According to its cybersecurity team, the maneuvers of the hackers are mainly taking place outside of Facebook, on legitimate but hacked news sites or via fake apps that may interest this persecuted Muslim minority in China (such as dictionaries, prayer apps, etc.). .
This is the so-called “irrigation hole” technique, which involves hitting a place people go without suspicion.
Trapped with confidence
On the social network, hackers pretend to be journalists, human rights defenders, or community members in order to create trust relationships and draw them into a trap. These tactics allow spies to access information, cameras, and microphones on their victims’ phones.
The targeted Uyghurs come from Xinjiang, China, and live in Australia, Canada, the United States, Kazakhstan, Syria, Turkey and other countries.
Even though a small number of users are affected, less than 500 users worldwide in this case, the impact can be severe – you can imagine the monitoring in action.

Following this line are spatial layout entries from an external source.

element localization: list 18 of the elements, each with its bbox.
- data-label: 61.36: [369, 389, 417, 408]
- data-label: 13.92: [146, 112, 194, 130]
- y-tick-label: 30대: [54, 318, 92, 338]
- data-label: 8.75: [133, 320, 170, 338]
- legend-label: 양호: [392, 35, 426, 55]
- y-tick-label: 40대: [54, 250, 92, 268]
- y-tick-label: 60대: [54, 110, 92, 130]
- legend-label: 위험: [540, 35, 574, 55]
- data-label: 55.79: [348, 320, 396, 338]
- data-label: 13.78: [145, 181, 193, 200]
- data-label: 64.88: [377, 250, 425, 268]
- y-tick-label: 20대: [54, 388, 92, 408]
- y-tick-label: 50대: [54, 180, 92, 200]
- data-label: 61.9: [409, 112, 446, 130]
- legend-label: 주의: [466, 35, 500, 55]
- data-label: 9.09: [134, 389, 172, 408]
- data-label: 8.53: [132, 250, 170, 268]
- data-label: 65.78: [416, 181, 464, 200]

Nathaniel Gleicher, Head of Facebook Security Policy
Facebook says it has banned the sharing of blockaded domain names on its platform, removed group accounts and warned people involved. The company has also shared the information with other social networks.
The pirate groups are known as “Earth Empusa,” “Poison Carp,” or “Evil Eye.”
The United States and several European countries recently tightened their tone against China, which it accuses of detaining hundreds of thousands of Uyghur Muslims and imposing “sterilization operations and forced labor” on them. Beijing categorically denies these facts.